Menentukan Arah Kiblat Saat Matahari di Atas Antipode Ka’bah

Featured Video Play Icon

Umat Islam melakukan shalat menghadap Kiblat yang dapat diketahui dari arah ke Matahari saat peristiwa istiwa a’zam, atau Matahari berada tepat di atas Ka’bah pada tanggal 27-28 Mei, pukul 16:18 WIB, dan 15-16 Juli, pukul 16:27 WIB. Namun jika di sebuah lokasi sedang mengalami malam hari saat istiwa a’zam berlangsung, maka lokasi tersebut tidak dapat menggunakan metode tersebut.

Untuk menentukan arah Kiblat melalui observasi, lokasi tersebut perlu menggunakan metode kebalikannya, yaitu dengan mengamati arah ke Matahari saat berada di atas antipode Ka’bah, pada tanggal 12-13 Januari 06:18 WIT dan 28 November 06:29 WIT. Jika saat itu Matahari terlihat, maka arah Kiblat adalah arah berlawanan dari arah ke Matahari.

Di Indonesia, metode ini perlu dilakukan pada lokasi di Indonesia Timur, yaitu di Papua dan sebagian Maluku.

Antipode dari Ka’bah adalah lokasi tepat di ‘bawah’ Ka’bah.
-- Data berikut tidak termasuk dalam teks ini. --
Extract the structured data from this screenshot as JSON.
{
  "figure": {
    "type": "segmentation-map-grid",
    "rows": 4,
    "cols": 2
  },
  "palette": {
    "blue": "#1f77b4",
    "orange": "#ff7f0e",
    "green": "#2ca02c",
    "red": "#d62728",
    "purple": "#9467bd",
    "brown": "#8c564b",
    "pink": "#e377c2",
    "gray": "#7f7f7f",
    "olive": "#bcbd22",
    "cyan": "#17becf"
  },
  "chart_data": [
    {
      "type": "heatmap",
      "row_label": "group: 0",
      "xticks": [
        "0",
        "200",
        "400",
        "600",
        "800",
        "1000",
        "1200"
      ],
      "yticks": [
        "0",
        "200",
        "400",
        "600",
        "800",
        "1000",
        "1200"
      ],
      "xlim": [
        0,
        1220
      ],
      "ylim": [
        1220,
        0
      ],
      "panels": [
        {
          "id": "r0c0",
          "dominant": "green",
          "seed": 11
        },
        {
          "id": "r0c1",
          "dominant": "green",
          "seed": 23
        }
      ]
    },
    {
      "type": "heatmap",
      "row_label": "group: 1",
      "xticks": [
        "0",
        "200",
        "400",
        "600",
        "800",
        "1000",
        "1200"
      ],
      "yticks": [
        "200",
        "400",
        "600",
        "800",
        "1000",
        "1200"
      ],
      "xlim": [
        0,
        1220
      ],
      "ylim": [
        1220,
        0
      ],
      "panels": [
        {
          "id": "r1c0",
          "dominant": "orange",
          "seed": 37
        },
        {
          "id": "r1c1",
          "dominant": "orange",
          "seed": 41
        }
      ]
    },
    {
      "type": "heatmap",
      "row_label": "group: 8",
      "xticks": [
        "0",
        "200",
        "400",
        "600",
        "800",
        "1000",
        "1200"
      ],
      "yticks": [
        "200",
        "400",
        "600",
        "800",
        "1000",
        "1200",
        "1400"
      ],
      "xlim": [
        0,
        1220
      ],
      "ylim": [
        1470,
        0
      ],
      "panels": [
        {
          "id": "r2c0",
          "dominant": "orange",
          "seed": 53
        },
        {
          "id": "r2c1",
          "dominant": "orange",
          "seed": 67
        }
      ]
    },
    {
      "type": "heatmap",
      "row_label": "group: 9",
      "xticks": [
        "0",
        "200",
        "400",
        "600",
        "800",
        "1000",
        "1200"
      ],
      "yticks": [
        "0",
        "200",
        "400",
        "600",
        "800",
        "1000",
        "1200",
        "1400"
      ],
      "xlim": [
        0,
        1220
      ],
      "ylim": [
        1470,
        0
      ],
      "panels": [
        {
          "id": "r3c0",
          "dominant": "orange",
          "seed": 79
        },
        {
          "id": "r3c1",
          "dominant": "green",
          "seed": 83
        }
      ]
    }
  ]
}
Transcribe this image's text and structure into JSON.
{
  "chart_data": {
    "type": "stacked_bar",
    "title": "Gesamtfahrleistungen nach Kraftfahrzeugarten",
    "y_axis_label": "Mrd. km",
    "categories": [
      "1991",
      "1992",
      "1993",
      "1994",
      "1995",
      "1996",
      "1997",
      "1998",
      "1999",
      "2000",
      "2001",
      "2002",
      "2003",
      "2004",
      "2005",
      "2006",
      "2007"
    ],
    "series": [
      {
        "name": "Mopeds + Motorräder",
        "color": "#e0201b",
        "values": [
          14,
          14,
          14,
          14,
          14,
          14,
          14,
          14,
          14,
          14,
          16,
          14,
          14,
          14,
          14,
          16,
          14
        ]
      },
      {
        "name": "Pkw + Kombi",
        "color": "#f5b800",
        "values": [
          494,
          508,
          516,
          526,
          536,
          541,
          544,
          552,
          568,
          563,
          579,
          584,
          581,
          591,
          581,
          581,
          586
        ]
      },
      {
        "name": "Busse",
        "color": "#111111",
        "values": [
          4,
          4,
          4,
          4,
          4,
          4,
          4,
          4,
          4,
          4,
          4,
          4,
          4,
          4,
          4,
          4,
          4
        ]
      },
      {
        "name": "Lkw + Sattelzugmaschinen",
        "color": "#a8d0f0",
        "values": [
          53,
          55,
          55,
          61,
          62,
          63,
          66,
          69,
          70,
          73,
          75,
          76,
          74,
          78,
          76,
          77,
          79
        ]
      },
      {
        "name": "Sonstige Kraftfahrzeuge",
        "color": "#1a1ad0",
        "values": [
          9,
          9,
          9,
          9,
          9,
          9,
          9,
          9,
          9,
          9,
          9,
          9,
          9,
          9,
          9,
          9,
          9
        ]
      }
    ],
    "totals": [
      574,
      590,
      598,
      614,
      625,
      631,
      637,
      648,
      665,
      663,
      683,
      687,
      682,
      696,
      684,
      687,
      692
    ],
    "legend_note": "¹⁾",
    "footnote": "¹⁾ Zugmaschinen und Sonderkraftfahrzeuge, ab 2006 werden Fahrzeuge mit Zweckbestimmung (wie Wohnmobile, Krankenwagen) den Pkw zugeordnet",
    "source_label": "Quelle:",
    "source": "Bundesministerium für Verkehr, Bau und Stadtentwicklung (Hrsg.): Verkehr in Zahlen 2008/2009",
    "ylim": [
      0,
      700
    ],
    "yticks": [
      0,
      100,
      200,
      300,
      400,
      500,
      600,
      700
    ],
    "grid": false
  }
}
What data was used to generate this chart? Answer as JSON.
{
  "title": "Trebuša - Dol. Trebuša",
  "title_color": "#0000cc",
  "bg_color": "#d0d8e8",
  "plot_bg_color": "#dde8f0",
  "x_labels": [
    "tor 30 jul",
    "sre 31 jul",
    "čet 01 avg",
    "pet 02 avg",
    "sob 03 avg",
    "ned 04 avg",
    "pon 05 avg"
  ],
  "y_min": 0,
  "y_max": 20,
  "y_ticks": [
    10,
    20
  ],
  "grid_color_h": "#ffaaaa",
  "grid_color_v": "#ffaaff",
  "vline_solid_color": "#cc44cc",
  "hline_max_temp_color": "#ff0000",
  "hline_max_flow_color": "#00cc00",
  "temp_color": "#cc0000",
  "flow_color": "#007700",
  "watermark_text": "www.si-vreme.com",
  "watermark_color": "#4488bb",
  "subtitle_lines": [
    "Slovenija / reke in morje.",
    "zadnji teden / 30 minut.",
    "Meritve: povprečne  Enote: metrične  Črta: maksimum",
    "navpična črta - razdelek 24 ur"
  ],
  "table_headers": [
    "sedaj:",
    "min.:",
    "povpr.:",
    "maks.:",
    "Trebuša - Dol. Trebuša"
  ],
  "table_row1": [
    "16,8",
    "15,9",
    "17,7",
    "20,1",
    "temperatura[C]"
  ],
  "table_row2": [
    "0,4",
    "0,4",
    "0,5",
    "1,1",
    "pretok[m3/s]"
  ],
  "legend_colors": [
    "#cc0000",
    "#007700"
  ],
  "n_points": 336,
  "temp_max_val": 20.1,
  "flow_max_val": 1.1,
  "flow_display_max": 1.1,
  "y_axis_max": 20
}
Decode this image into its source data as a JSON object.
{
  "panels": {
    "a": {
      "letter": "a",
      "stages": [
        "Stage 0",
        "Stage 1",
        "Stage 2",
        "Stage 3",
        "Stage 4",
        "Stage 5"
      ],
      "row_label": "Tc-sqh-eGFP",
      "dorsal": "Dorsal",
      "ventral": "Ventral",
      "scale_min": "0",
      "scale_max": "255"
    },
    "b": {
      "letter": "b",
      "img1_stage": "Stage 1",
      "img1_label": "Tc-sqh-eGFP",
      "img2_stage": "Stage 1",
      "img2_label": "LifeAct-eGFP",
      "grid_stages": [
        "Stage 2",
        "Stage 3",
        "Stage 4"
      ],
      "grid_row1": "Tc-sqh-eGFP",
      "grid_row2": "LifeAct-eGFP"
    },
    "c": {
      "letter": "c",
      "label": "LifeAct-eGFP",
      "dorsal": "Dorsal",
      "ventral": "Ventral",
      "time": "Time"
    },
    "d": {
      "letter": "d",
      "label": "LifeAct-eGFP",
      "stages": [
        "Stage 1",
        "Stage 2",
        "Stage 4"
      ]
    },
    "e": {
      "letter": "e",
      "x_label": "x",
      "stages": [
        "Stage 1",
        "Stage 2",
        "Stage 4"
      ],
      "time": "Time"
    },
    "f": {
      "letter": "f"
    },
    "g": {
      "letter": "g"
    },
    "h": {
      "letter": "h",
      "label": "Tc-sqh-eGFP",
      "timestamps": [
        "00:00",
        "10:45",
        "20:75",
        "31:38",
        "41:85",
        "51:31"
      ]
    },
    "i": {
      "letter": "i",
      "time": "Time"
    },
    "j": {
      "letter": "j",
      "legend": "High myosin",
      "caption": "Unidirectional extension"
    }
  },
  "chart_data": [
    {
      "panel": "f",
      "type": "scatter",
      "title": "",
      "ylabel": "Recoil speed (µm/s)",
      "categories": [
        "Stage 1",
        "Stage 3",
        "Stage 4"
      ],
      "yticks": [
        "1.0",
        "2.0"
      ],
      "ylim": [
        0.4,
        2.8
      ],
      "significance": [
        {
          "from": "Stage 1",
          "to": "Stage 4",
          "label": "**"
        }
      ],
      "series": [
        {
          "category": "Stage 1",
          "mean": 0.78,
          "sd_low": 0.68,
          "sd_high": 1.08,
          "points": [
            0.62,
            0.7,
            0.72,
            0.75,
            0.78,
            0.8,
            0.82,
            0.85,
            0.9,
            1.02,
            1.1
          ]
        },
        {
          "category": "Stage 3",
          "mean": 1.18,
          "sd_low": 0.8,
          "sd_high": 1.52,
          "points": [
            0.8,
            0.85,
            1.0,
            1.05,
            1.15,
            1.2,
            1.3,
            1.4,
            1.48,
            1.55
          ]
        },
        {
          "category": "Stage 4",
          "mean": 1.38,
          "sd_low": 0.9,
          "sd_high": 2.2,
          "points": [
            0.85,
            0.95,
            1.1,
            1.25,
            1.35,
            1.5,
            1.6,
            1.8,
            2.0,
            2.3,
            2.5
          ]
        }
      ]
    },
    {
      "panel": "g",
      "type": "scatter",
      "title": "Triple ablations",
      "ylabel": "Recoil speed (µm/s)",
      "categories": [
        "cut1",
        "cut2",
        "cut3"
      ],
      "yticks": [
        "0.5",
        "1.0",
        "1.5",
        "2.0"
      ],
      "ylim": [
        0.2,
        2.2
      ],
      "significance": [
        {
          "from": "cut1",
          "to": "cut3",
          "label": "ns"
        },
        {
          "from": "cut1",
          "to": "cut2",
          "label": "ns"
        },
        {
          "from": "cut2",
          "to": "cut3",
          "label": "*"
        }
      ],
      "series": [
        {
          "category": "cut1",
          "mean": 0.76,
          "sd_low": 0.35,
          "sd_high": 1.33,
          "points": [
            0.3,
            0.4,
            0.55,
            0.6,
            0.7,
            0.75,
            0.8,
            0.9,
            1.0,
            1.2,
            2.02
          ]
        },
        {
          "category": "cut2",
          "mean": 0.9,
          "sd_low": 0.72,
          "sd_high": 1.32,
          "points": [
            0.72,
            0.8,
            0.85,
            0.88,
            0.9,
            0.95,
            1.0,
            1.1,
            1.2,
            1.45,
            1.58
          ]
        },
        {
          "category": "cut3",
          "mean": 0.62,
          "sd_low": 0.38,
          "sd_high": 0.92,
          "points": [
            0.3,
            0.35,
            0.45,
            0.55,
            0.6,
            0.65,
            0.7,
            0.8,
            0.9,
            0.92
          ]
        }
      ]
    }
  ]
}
Lokasinya berada di tengah Lautan Pasifik, sekitar 50 km dari Pulau Tematagi, Polinesia Prancis. Jika seseorang berada di lokasi tersebut, maka semua arah adalah arah Kiblat yang valid. Akibat posisi antipode Ka’bah berada di tengah-tengah Polinesia Prancis, maka di negara ini, arah kiblat bisa sangat bervariasi. Dua lokasi di negara ini bisa memiliki arah Kiblat yang berlawanan 180°.

Jika metode pengamatan istiwa a’zam memberikan kita bukti bahwa Bumi berbentuk bulat, metode antipode ini kebalikannya: membutuhkan pengetahuan yang benar mengenai bentuk Bumi yang sesungguhnya, yaitu bulat.

Kaum Bumi datar tak memiliki jalan apapun untuk menentukan arah Kiblat melalui observasi jika lokasi mereka sedang malam hari saat peristiwa istiwa a’zam. Sedangkan perhitungan matematis arah Kiblat melalui model Bumi datar akan memberikan hasil yang bisa melenceng sampai 180° dibandingkan hasil observasi arah kiblat yang benar melalui metode antipode.